Other Strategies for Raising Awareness
- Use quick reminders in the form of emails or printed "quick guides" to help your practice develop knowledge and skills in a particular area of health literacy. The content of these reminders should be short (3 - 5 sentences) and include actionable steps staff members can take to improve their skills. You can draw from the information provided in the Toolkit
- Example: You can help ensure that your patients understand what they need to do when they get home by encouraging them to ask questions. Ask all your patients "What questions do you have?" during every visit.
- Use medical team meetings, huddles, and other opportunities to teach and reinforce health literacy strategies.
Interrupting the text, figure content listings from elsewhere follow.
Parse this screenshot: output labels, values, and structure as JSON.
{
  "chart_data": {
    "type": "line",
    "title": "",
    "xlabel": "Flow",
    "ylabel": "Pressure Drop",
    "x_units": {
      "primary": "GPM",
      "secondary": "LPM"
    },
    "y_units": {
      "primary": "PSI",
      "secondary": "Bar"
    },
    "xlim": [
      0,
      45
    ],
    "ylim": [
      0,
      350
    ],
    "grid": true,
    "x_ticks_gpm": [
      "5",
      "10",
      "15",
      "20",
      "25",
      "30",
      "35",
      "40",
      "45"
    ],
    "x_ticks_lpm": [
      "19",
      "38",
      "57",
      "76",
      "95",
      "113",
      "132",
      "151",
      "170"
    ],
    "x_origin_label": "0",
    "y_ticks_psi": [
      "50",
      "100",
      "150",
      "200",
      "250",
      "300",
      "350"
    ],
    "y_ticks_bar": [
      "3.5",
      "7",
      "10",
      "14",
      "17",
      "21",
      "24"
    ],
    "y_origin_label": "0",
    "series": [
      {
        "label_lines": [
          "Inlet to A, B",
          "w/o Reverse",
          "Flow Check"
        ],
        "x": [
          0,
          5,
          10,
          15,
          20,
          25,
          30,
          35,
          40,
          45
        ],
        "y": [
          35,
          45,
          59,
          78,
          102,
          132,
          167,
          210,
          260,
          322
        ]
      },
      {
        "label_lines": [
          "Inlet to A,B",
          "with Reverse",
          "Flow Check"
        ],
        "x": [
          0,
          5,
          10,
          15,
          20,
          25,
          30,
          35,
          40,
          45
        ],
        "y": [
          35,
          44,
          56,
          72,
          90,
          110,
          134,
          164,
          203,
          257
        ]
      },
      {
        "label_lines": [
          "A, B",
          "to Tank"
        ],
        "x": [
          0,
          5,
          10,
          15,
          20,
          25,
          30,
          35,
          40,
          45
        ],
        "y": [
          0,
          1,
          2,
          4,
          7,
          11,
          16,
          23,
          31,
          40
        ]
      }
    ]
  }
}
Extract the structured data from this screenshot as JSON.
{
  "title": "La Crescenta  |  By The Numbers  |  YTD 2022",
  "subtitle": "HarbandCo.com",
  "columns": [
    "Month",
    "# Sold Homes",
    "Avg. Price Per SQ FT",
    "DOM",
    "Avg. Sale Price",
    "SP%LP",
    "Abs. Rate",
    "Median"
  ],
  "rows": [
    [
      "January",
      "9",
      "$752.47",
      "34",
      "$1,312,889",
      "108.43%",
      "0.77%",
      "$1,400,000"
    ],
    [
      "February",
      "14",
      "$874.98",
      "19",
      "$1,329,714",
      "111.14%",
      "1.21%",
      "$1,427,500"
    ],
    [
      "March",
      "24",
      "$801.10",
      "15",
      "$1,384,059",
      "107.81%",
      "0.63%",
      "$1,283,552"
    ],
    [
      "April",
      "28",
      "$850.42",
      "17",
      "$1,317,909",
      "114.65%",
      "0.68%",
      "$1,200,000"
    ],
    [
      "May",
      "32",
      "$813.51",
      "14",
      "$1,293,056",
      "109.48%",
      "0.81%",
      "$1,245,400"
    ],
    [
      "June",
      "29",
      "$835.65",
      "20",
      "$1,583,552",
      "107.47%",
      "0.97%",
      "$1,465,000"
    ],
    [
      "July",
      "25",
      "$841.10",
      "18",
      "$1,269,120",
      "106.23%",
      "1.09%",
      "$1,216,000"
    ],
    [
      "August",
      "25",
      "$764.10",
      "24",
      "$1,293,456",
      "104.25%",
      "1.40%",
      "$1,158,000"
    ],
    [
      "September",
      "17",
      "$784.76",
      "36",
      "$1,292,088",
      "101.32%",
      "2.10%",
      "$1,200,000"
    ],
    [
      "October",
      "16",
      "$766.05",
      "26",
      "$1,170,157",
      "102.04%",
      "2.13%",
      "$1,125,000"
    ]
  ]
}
- Take advantage of "teachable moments." For example, if a clinician expresses surprise that a patient didn't take her medicine because it costs too much, you can remind her to ask patients directly if they have trouble affording their medicine and point her to medicine assistance resources (Tool 19).
- Make information and resources readily available and visible to keep practice staff members engaged in health literacy work. For example, hang posters, such as Key Communication Strategies (Tool 4), and keep a copy of the Everyday Words for Public Health Communication (Tool 11) in the front and back of the practice.
1Langley G.J., Nolan K.M., Nolan T.W., Norman C.L., Provost L.P. (2009). The Improvement Guide : A Practical Approach to Enhancing Organizational Performance. 2nd edition San Francisco, CA: Jossey-Bass Publishers, Inc.